电子邮件:wudi1205@zzu.edu.cn


研究方向:纳米半导体光电材料与器件



●工作经历


(1)2014.12-至今 郑州大学 物理学院 教授


(2)2014.2-2015.5 香港大学 化学系 博士后


(3)2013.6-2014.1 合肥京东方光电科技有限责任公司 高级工程师

  

●学术成果:


   近年来一直在从事低维纳米半导体光电材料与器件的研究,发表SCI论文220余篇,其中包含“ESI高被引论文”20篇,引用超12000余次,“H因子”为60;申请发明专利18项。先后主持了国家自然科学基金-面上项目、国家自然科学基金-河南联合基金,国家自然科学基-金青年项目,河南省自然科学基金优秀青年项目,中国博士后科学基金项目,河南省科技厅重点研发与推广专项和河南省高等学校重点科研项目等科研项目十余项,荣获河南省高层次人才特殊支持“中原青年拔尖人才”、河南省教育厅学术技术带头人、纳米研究青年科学家奖等荣誉和称号。
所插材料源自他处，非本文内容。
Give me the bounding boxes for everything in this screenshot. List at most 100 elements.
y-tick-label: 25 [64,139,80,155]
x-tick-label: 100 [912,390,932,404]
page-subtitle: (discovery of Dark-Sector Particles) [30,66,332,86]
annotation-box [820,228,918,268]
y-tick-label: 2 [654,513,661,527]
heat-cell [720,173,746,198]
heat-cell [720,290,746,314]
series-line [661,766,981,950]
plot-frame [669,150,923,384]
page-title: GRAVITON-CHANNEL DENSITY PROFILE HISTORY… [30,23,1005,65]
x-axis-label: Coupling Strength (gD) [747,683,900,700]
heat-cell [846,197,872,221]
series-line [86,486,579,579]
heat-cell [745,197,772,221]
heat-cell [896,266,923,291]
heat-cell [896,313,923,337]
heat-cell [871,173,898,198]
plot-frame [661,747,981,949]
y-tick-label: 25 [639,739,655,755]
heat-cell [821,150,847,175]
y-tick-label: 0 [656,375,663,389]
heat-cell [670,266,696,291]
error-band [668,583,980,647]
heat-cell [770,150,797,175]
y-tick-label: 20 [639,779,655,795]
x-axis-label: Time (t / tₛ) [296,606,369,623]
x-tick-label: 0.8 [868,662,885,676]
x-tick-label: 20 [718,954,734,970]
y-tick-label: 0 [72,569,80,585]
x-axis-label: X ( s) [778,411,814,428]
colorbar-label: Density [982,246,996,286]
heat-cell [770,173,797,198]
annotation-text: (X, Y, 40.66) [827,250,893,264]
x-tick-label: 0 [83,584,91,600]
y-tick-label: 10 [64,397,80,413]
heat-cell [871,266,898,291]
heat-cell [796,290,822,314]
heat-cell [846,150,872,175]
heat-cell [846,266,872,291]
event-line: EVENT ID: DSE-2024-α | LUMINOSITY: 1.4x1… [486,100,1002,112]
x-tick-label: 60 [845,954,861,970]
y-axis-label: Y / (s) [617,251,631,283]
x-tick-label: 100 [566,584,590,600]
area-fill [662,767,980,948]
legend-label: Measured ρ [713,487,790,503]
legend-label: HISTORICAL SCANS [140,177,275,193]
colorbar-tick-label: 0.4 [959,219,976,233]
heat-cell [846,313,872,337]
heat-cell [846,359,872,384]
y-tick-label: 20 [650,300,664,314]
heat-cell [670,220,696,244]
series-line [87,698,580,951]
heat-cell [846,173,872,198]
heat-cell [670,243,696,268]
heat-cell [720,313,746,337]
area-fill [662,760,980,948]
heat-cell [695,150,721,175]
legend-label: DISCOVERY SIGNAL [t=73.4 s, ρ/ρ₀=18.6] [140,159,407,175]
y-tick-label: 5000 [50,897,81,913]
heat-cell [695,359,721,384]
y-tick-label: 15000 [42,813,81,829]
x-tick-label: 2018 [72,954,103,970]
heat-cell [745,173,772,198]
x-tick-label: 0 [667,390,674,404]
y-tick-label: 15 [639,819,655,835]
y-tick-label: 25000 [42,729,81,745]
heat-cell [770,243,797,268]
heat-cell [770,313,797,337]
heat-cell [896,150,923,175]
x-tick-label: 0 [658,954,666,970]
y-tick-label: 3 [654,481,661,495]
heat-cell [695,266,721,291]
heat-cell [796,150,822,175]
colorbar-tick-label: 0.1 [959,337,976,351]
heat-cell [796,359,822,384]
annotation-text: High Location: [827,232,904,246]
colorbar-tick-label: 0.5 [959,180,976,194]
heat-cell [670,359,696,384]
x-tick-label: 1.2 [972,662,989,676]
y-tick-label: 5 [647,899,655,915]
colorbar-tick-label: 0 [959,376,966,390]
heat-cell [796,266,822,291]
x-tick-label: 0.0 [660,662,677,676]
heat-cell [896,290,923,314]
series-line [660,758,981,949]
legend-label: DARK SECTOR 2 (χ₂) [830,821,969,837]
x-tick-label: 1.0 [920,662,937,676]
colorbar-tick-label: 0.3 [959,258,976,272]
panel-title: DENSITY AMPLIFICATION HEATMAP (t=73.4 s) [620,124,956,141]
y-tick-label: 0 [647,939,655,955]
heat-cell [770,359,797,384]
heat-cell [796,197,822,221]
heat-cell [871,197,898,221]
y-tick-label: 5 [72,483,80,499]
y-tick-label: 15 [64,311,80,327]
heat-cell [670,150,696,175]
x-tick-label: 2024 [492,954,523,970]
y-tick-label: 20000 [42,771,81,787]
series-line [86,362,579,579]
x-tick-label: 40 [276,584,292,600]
目前兼任Nano Research、Materials Futures青年编委,担任Nature Communications、Advanced Materials、Nano letters等40余种期刊审稿专家。

 

科研方向


●科研方向


  主要从事低维半导体纳米结构的制备、表征及应用研究,以及相应新型微纳器件的设计、制备、性能的研究工作,探索纳米材料在新型电子、光电子器件的应用,包括:新型二维纳米半导体材料及其光电器件:新型二维材料的大面积制备,探索其在高性能紫外和红外光电探测与成像中的应用。

 

科研项目、获奖等情况


● 科研项目


(1) 主持:国家自然科学基金-河南联合基金,50万元(2021.01-2023.12)

(2) 主持:河南省高层次人才特殊支持“中原青年拔尖人才”项目,50万元(2022.01-2024.12)

(3) 主持:河南省自然科学基金-优秀青年项目,25万元(2020.01-2022.12)

(4) 主持:郑州大学物理学科推进计划,60万元 (2019.01-2021.12)

(5) 主持:郑州大学青年教师基础研究培育基金,20万元(2020.8-2021.12)

(6) 主持:国家自然科学基金-青年项目,19万元 (2017.01-2019.12)

(7) 主持:中国博士后科学基金,5万元 (面上项目;2015.09-2017.06)

(8) 主持:河南省科技厅重点研发与推广专项 (2018.01-2020.12)

(9) 主持:河南省高等学校重点科研项目,5万元 (2017.01-2018.12)

(10) 主持:汉威科技集团股份有限公司横向项目,100万元(2022.03-2023.12)

(11) 主持:国家自然科学基金-面上项目,55万元(2024.01-2027.12)


个人荣誉


(1) 2023年,河南省高校青年骨干教师

(2) 2022年,纳米研究顶级论文奖Nano Research “Top Papers Award”

(3) 2021年,河南省教育厅科技论文一等奖,第一

(4) 2021年,河南省教育厅科技成果一等奖,2/5

(5) 2021年,纳米研究顶级论文奖 Nano Research “Top Papers Award”

(6) 2021年,河南省高层次人才特殊支持中原青年拔尖人才

(7) 2021年,纳米研究青年科学家奖The Nano Research Young Innovators (NR45) Awards

(8) 2020年,河南省教育厅学术技术带头人

(9) 2019年,郑州大学三育人先进个人

(10) 2018年,郑州大学首批青年拔尖人才

(11) 2017-2019年,河南省优秀硕士论文指导教师

(12) 2019年,AIP Best Speaker Award

(13) 2020年,China Top Cited Paper Award

(14) 2018年,郑州大学青年骨干教师

 

科研成果

●发表学术论文(*为通讯作者)


  1. D. Wu, C. Guo, L. Zeng*, X. Ren, Z. Shi, L. Wen, Q. Chen, M. Zhang, X. J. Li*, C.-X. Shan, J. Jie*, Phase-controlled van der Waals growth of wafer-scale 2D MoTe2layers for integrated high-sensitivity broadband infrared photodetection, Light: Sci. Appl., 2023, 12(1): 5.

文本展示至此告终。